D
10

Can we talk about dimensioning to the center of a wall?

I keep seeing prints from other shops where they dimension to the face of a stud. Did a remodel in Tampa last month and the framers were off by a full inch on every interior wall. It matters because everything from cabinets to plumbing stacks gets thrown off. I was taught to always dimension to the centerline, that way the framing crew can adjust for plate thickness. My old boss called it 'the only way that doesn't create a domino effect of errors'. Anyone else run into this on commercial jobs, or is it just a residential thing?
3 comments

Log in to join the discussion

Log In
3 Comments
olivers28
olivers283mo ago
Centerline's the only way to avoid the mess @daniel552 mentioned.
10
spencer_moore39
Man, I used to be a hardcore face-of-stud guy.
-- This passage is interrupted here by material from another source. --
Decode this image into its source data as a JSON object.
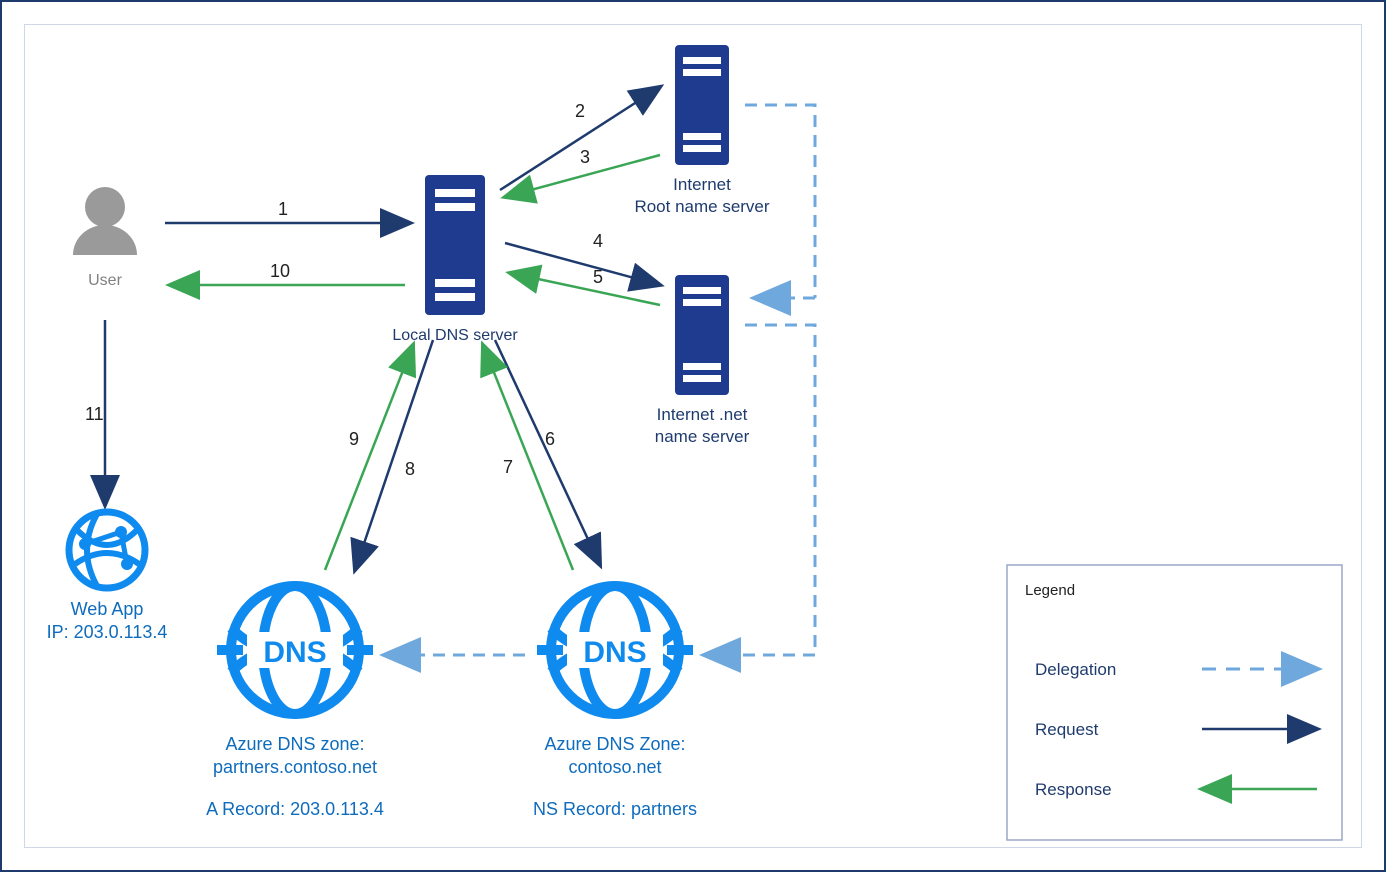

Thought centerline was some over-engineered headache for guys who couldn't read a tape. But after a kitchen remodel where the cabinet guys had to shim everything a half inch because the wall layout didn't match the plans, I came around. That domino effect your old boss mentioned is real, especially once you get past the framing stage and into finishes. Now I dimension to centerline on everything but as-builts, and it's saved me a ton of callbacks.
5
daniel552
daniel5523mo ago
Seems like a framing crew problem, not a print problem.